Buddhism

The Eightfold Path: Right Action

Right Action is the second Ethical Conduct practice on the Eightfold Path and is about acting appropriately in every situation. It builds on all the other practices and can only work if you’re mindful of your true intentions. If you watch your thoughts and develop the right understanding of yourself and reality, your actions shouldn’t cause unnecessary suffering.

Right Action means being disciplined and sticking to your mindfulness practice and applying it to every part of your life. This isn’t the kind of discipline where you beat yourself up trying to improve yourself by getting fit, for example, or losing weight. It’s not about making yourself feel bad every time you fail to be mindful or slip up. It’s just about paying attention to what you’re doing and thinking through the consequences of your actions.

When you practice all the steps on the Eightfold Path, you begin to see reality as it is, and then how you act and what you do will arise spontaneously out of that perception. You’re not pretending to be somebody that you’re not, or making yourself appear better than you are. Right Action is about simplifying your life so you only do what’s necessary in order to give natural expression to life as it is in this moment.

meditation
Apply yourself to the moment at hand

Ethical Guidelines

Right Action doesn’t necessarily mean doing anything in particular and there’s no rule book to follow. Life is too unpredictable and complex for you to impose strict codes of behaviour – there will always be a situation that falls outside your list of rules. So you need to apply good judgement and develop a basic internal moral code that can guide your choices.

In Buddhism, the basic moral code is outlined in the Five Precepts. These ethical principles arise directly from your Buddha nature and the idea is that a fully enlightened person would behave this way without a second thought. Aligning yourself with these precepts is to align yourself with your true nature as a secret Buddha. If you can follow these precepts, then in every situation your actions should be appropriate and ethical. The Five Precepts are:

  1. Don’t kill or cause harm to other living beings – practice non-violence
  2. Don’t take what isn’t given – no stealing, exploitation, or taking advantage of others
  3. Avoid sexual misconduct – includes not breaking your commitments in relationships
  4. Avoid false speech – no lying, and so on
  5. Abstain from intoxicants – no drugs or booze or anything that clouds the mind

Many of these precepts tie in with the rest of the Eightfold Path, such as Right Speech and Right Livelihood, but by extension they’re all relevant. Above I said this wasn’t about following a rule book, but these precepts look very like rules. However, within the context of Buddhism, they’re used as guidelines to help nudge you in the right direction. They give you something to aspire towards, an intention to actualise. By applying mindfulness you’ll be able to determine whether your actions are likely to cause suffering and make things worse for others or for yourself.

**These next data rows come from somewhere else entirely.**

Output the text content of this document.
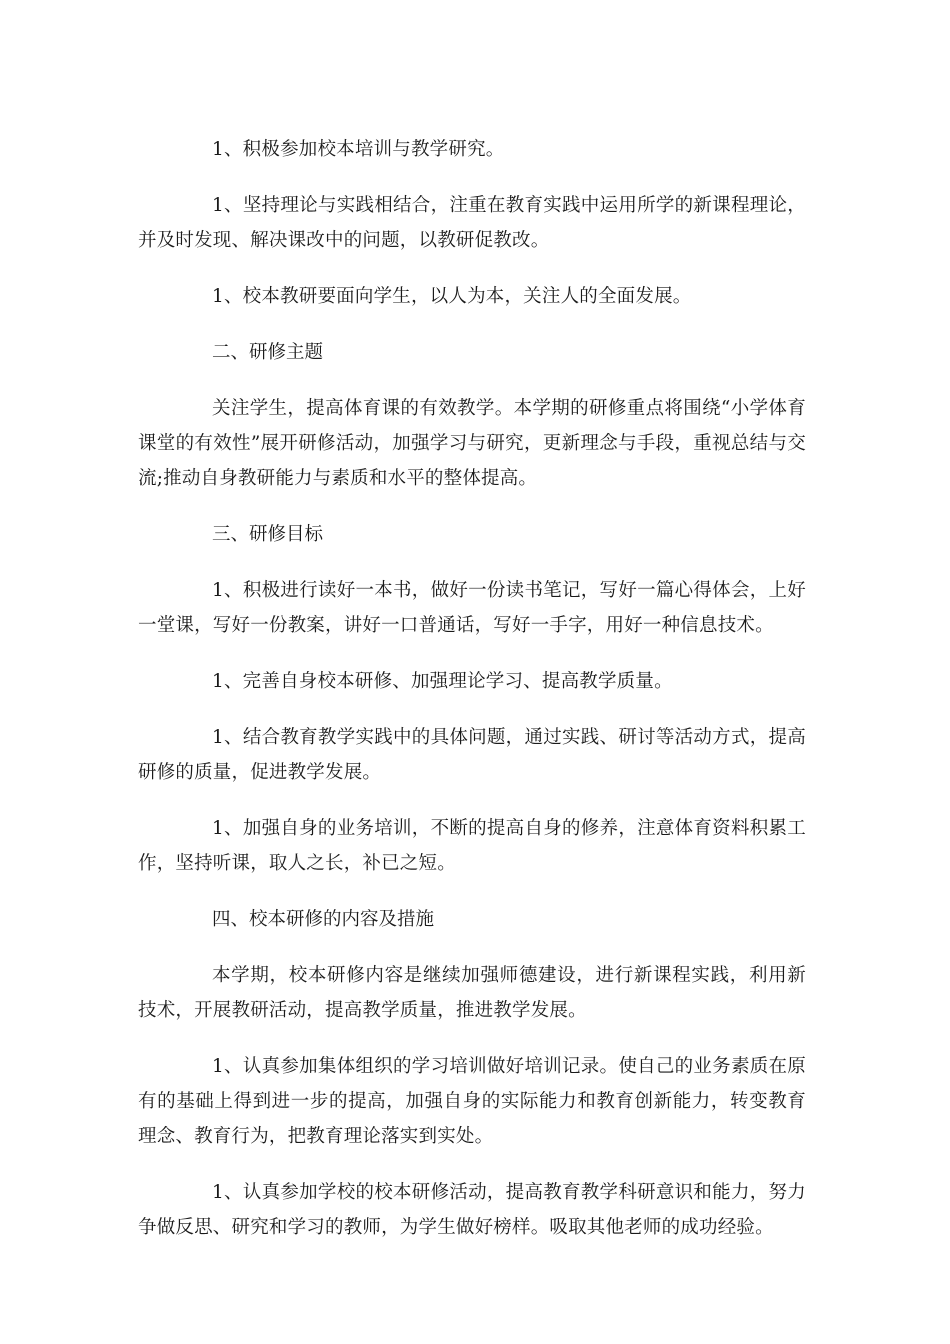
1、积极参加校本培训与教学研究。

1、坚持理论与实践相结合，注重在教育实践中运用所学的新课程理论，并及时发现、解决课改中的问题，以教研促教改。

1、校本教研要面向学生，以人为本，关注人的全面发展。

二、研修主题

关注学生，提高体育课的有效教学。本学期的研修重点将围绕“小学体育课堂的有效性”展开研修活动，加强学习与研究，更新理念与手段，重视总结与交流;推动自身教研能力与素质和水平的整体提高。

三、研修目标

1、积极进行读好一本书，做好一份读书笔记，写好一篇心得体会，上好一堂课，写好一份教案，讲好一口普通话，写好一手字，用好一种信息技术。

1、完善自身校本研修、加强理论学习、提高教学质量。

1、结合教育教学实践中的具体问题，通过实践、研讨等活动方式，提高研修的质量，促进教学发展。

1、加强自身的业务培训，不断的提高自身的修养，注意体育资料积累工作，坚持听课，取人之长，补已之短。

四、校本研修的内容及措施

本学期，校本研修内容是继续加强师德建设，进行新课程实践，利用新技术，开展教研活动，提高教学质量，推进教学发展。

1、认真参加集体组织的学习培训做好培训记录。使自己的业务素质在原有的基础上得到进一步的提高，加强自身的实际能力和教育创新能力，转变教育理念、教育行为，把教育理论落实到实处。

1、认真参加学校的校本研修活动，提高教育教学科研意识和能力，努力争做反思、研究和学习的教师，为学生做好榜样。吸取其他老师的成功经验。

In his Five Mindfulness Trainings, Thich Nhat Hanh includes many more examples of actions that should be done mindfully. Practising non-violence means having reverence for life and living in a way that is compassionate towards all beings, including yourself. This includes the idea of mindful consumption – something we could all do with cultivating.

Consuming mindfully means looking carefully at the kinds of things you take into yourself, physically, emotionally, and mentally, and making sure you avoid anything that could make you or others suffer. Watching what you eat and how you eat – eating mindfully rather than bolting your food, and savouring every mouthful – as well as getting adequate rest and exercise, are all important.

This is something I’ve been exploring since developing auto-immune problems that have given me food intolerances and allergies to various chemicals. Suddenly I had to be much more careful about what I was eating, as well as becoming aware of the sheer number of toxins in my environment. At first I felt resentful, but then realised how much I had taken my health for granted. Now I’m eating in a way that’s much more life affirming and centred in self-respect – something I should have done years ago!

Toxins can also be emotional and psychological – think of the effect of watching a lot of bad news on TV, or playing violent computer games or watching scary movies. Everybody has a different level of tolerance for these things and there’s much debate about whether these things cause violent behaviour or not. They can certainly push vulnerable individuals over the edge, but does watching a scary film help you to deal with your darkness or does it make it worse?

If you’re prone to depression, for example, you can be triggered into an episode by seeing or reading the wrong thing at the wrong moment. This has happened to me on countless occasions, so now I’m learning to be more mindful of how I engage with material online and in books. If I notice my mood has spiralled down, I can usually think back through what I’ve been reading or watching and find the culprit. Sometimes just knowing I’ve been triggered is enough to undo it and the mood vanishes. But at other times it takes a little more effort to bring me back to equanimity.

So if you truly want to be free from suffering you must act in a way that removes the causes of suffering from your path. Every action you take has consequences and it’s impossible to escape those consequences. To become free from suffering means fundamentally changing your relationship to reality and the choices you make. It means embracing your inner Buddha.